We all love FOSS. Lately, many of us have expressed their disarray at hearing stories of maintainers quitting due to a variety of factors. One of these is financial.

While donating to your favorite app developer is something many of you already do, the process can be tedious. We’re running all sorts of software on our machines, and keeping an exhaustive list to divide donations to projects is somehow more effort than tinkering with arch btw™.

Furthermore, this tends to ignore library projects. Library maintainers have been all over FOSS-centered media rightly pointing out that their work is largely unnoticed and, you guessed it, undervalued.

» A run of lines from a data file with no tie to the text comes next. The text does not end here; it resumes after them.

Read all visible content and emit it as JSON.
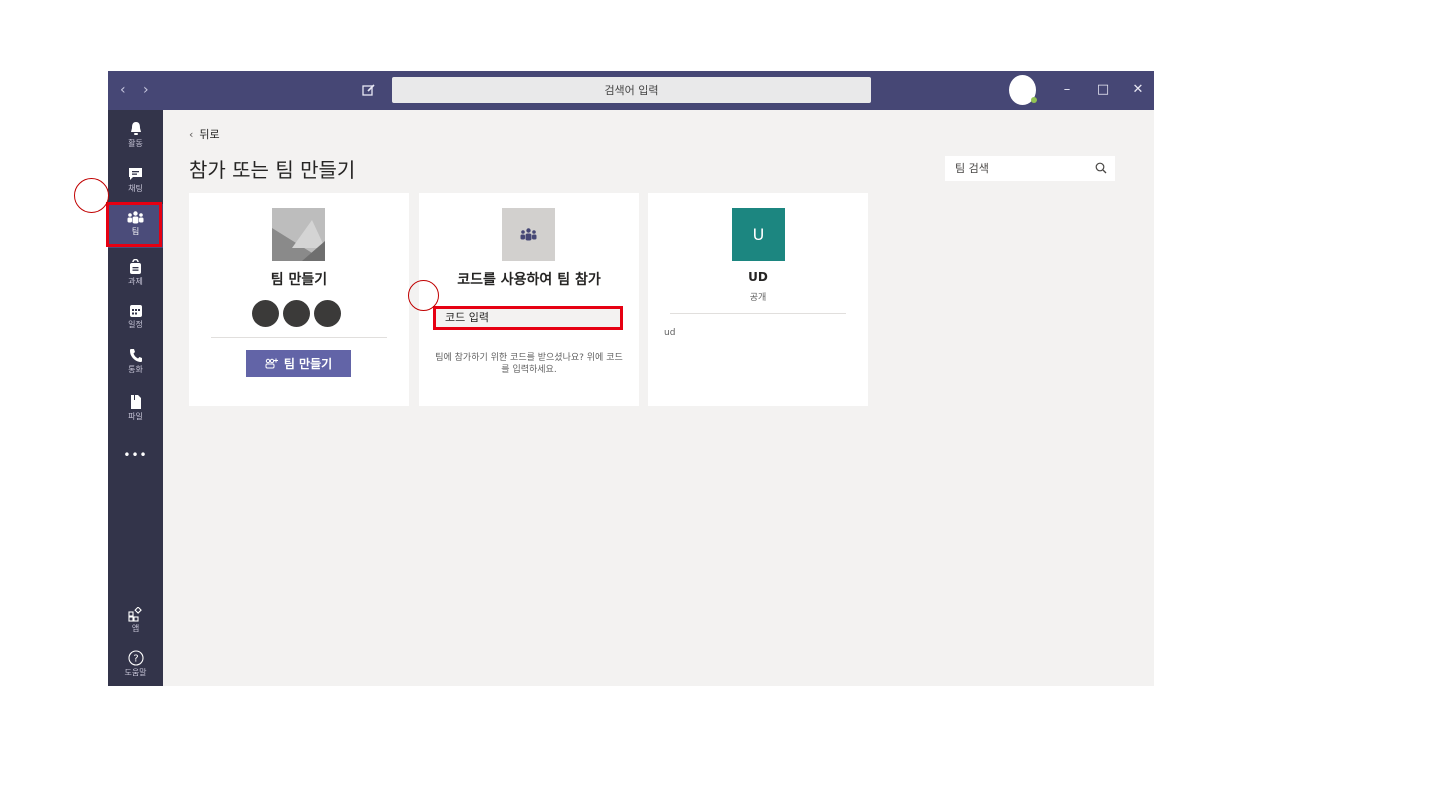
{
  "titlebar": {
    "search_placeholder": "검색어 입력"
  },
  "rail": {
    "items": [
      {
        "label": "활동",
        "icon": "bell-icon"
      },
      {
        "label": "채팅",
        "icon": "chat-icon"
      },
      {
        "label": "팀",
        "icon": "teams-icon"
      },
      {
        "label": "과제",
        "icon": "assignments-icon"
      },
      {
        "label": "일정",
        "icon": "calendar-icon"
      },
      {
        "label": "통화",
        "icon": "phone-icon"
      },
      {
        "label": "파일",
        "icon": "file-icon"
      },
      {
        "label": "•••",
        "icon": "more-icon"
      }
    ],
    "bottom": [
      {
        "label": "앱",
        "icon": "apps-icon"
      },
      {
        "label": "도움말",
        "icon": "help-icon"
      }
    ]
  },
  "main": {
    "back_label": "뒤로",
    "title": "참가 또는 팀 만들기",
    "team_search_placeholder": "팀 검색",
    "cards": {
      "create": {
        "title": "팀 만들기",
        "button_label": "팀 만들기"
      },
      "join": {
        "title": "코드를 사용하여 팀 참가",
        "input_placeholder": "코드 입력",
        "hint": "팀에 참가하기 위한 코드를 받으셨나요? 위에 코드를 입력하세요."
      },
      "team": {
        "avatar_letter": "U",
        "name": "UD",
        "visibility": "공개",
        "description": "ud"
      }
    }
  },
  "colors": {
    "titlebar": "#464775",
    "rail": "#33344a",
    "accent": "#6264a7",
    "team_avatar": "#1c8680",
    "annotation": "#e60012"
  }
}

What can we do about it? Under a recent Lemmy post, some have expressed support for the following idea:

Create a union of open source maintainers to collect donations and fairly redistribute them to members.

How would this work?

Client-side:

  1. You take some time to list the software you use and want to donate to
  2. You donate whatever amount you want for the whole

Server-side:

  1. Devs register their projects to the union while listing their dependencies
  2. A repartition table is defined by the relevant stakeholders. Models discussed below.
  3. When a user donates, the money is split according to the repartition table

How do we split the money? It could be:

  • Money is split by project. A portion of donations go to maintainers of libraries used by the project.
  • Money is split according to need. Some developers don’t need donations because they are on company payroll. Some projects are already well-funded. Some devs are struggling while maintaining widely used libraries (looking at you core-js). Devs log their working time and get paid per hour in proportion of all donations.
  • Any other scheme, as long as it is democratically decided by registered maintainers.

Think of it like a worldwide FOSS worker co-op. You “buy” software from the co-op and it decided what to do with the money.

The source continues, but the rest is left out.